5 per cent per annum. In view of the recent decision of apex Court in the case of Tejinder Singh gujral v. Inderjit Singh, 2007 ACJ 37 (SC), we are unable to accept this contention and uphold the direction for payment of 9 per cent interest to the claimants. ( 17 ) IT is stated by learned advocate for the appellant insurance company that the entire award amount has been deposited before the Claims Tribunal. The appellant shall therefore be entitled to receive back additional amount deposited before the claims Tribunal with proportionate costs and interest. ( 18 ) IT is pointed out by the learned advocate appearing for the parties that the insurance company had deposited the entire award amount in March 2003. 25 per cent thereof was permitted to be withdrawn by the claimants.

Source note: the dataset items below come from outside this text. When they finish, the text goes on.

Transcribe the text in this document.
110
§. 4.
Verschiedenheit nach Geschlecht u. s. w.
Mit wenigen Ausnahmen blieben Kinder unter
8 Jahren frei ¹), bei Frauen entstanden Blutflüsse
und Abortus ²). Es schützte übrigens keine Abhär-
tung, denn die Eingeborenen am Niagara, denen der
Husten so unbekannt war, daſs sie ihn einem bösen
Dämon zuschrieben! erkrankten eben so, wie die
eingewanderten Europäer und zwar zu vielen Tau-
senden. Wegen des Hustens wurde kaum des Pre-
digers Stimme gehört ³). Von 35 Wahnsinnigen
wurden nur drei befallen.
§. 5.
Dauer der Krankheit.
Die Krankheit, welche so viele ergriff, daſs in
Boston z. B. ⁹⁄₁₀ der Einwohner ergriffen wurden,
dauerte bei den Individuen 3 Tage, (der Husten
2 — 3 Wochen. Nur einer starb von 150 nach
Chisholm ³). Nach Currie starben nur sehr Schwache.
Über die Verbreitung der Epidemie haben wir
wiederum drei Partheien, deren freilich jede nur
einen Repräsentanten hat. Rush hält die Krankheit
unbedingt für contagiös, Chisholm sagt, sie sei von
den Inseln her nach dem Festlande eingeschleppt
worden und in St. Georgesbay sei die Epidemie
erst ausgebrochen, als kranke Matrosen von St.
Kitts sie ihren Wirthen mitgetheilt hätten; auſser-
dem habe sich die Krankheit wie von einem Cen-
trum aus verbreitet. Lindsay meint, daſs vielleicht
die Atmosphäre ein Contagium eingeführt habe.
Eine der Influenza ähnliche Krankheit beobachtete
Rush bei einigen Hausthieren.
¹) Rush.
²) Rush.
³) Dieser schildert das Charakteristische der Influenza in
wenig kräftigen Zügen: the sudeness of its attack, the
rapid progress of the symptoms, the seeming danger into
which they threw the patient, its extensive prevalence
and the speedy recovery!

Remaining 75 per cent amount has been ordered to be deposited in the fixed deposits for a period of 5 year. If such fixed deposit is disturbed at this stage, it may cause substantial loss of interest to the claimants. In that view of the matter, the refund of excess amount deposited by the insurance company as per the modified award will be paid to insurance company only upon maturity of the fixed deposit in question. However, it is further directed that the claimants shall receive periodic interest on such fixed deposit only on such amount as they are entitled to retain as per the directions contained in this judgment. For the remaining amount which the insurance company would be entitled to reclaim, periodic interest henceforth shall be paid to the insurance company and not to the claimants. ( 19 ) WITH these directions, the appeal stands allowed partially. In view of the allowing of appeal as mentioned above, cross-objection No. 107 of 2006 stand dismissed. Appeal partly allowed.